|State drafts policy to stop massive capital flight|
|Written by George Omondi|
The joint initiative between the Kenya Investment Authority (KIA) and Treasury aims at restoring the country's lost glory as an investment hub in the region.
KIA managing director Susan Kikwai says a blueprint that will be unveiled for public scrutiny soon outlines the country's resources and opportunities available for investment. "Kenya has a well trained manpower and this is one of our strengths as an investment destination ," she said.
The policy, which also enjoins local authorities and regional development authorities in marketing Kenya as an investment destination, is expected to drive the government's medium term plan (MTP) aimed at increasing GDP growth to between 7.9 and 8.7 per cent in 2009 to 2010 and finally to 10 per cent by 2012.
Ms Kikwai said the authority had designed an Investment Product Development and Marketing (IPDM) programme towards this end. Of late, the country has experienced massive exit of companies citing a steep investment landscape in the country.
Only last year, Reckitt Benckiser, the global home and personal care giant, was forced to scale down its operations in the country, in the process sacking 37 permanent factory workers and several casual labourers at its Nairobi base.
The high cost of production, poor infrastructure, expensive power and communication, and poor enforcement of intellectual property rights have continued to push Kenya's manufacturing community to Egypt and Asia.
Even the country's protected industrial conclave, EPZs, are facing rough times with statistics indicating that over 14 factories have closed down in the country since 2005.
At the moment, local manufacturers have to contend with high electricity tariffs that translate to 20 US cents per kilowatt hour compared to Egypt's eight or South Africa's14.

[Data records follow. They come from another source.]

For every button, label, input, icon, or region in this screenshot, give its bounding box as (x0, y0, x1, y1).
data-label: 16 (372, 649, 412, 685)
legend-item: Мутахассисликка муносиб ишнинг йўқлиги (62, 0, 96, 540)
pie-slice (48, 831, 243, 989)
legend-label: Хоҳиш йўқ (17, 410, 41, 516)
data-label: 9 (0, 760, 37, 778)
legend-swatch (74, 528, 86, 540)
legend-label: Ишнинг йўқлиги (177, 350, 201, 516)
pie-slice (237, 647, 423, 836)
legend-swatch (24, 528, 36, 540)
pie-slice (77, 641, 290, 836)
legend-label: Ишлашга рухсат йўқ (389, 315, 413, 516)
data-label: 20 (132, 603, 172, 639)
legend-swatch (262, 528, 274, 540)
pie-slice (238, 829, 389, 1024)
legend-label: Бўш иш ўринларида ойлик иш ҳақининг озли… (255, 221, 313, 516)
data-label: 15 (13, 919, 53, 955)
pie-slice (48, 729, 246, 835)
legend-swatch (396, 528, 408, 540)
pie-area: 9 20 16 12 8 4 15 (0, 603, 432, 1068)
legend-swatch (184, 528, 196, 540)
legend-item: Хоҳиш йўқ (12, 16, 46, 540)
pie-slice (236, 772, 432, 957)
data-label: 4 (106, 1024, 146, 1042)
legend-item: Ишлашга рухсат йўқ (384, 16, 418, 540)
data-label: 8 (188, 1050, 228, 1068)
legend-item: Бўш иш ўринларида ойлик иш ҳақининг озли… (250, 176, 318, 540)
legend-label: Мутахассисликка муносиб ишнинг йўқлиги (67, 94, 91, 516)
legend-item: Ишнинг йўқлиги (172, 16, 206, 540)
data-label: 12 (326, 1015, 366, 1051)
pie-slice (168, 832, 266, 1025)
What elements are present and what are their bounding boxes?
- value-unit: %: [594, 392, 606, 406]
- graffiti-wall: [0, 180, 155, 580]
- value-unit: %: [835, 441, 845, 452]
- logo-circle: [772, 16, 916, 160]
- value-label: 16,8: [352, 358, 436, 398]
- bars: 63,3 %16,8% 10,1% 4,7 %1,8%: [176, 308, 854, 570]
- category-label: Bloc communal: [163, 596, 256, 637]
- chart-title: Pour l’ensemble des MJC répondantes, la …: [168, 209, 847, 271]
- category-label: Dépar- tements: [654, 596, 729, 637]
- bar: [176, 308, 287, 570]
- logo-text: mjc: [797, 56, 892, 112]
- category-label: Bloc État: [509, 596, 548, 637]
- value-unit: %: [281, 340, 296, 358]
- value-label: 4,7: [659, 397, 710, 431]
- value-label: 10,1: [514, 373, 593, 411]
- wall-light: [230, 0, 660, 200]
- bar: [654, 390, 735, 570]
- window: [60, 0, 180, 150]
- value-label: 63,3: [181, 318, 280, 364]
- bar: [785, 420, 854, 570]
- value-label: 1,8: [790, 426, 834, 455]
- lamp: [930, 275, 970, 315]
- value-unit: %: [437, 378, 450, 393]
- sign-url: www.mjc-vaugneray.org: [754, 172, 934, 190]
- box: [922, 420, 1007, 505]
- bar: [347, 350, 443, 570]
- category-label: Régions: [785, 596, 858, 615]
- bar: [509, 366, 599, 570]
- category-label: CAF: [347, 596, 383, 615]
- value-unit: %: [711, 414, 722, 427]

New LawsThey have also called on the government to shelve new labour laws which they say come with too much welfare costs that could put more pressure on the already high wages.
"Our aim is to enhance our advocacy role to ensure that the investment community gets a favourable environment for conducting their business," said Ms Kikwai. The authority, which has also been working with Treasury in licensing reforms, is set to launch e-registry where at a click of a button, a foreign investor will be able to know all the licences required of their business types.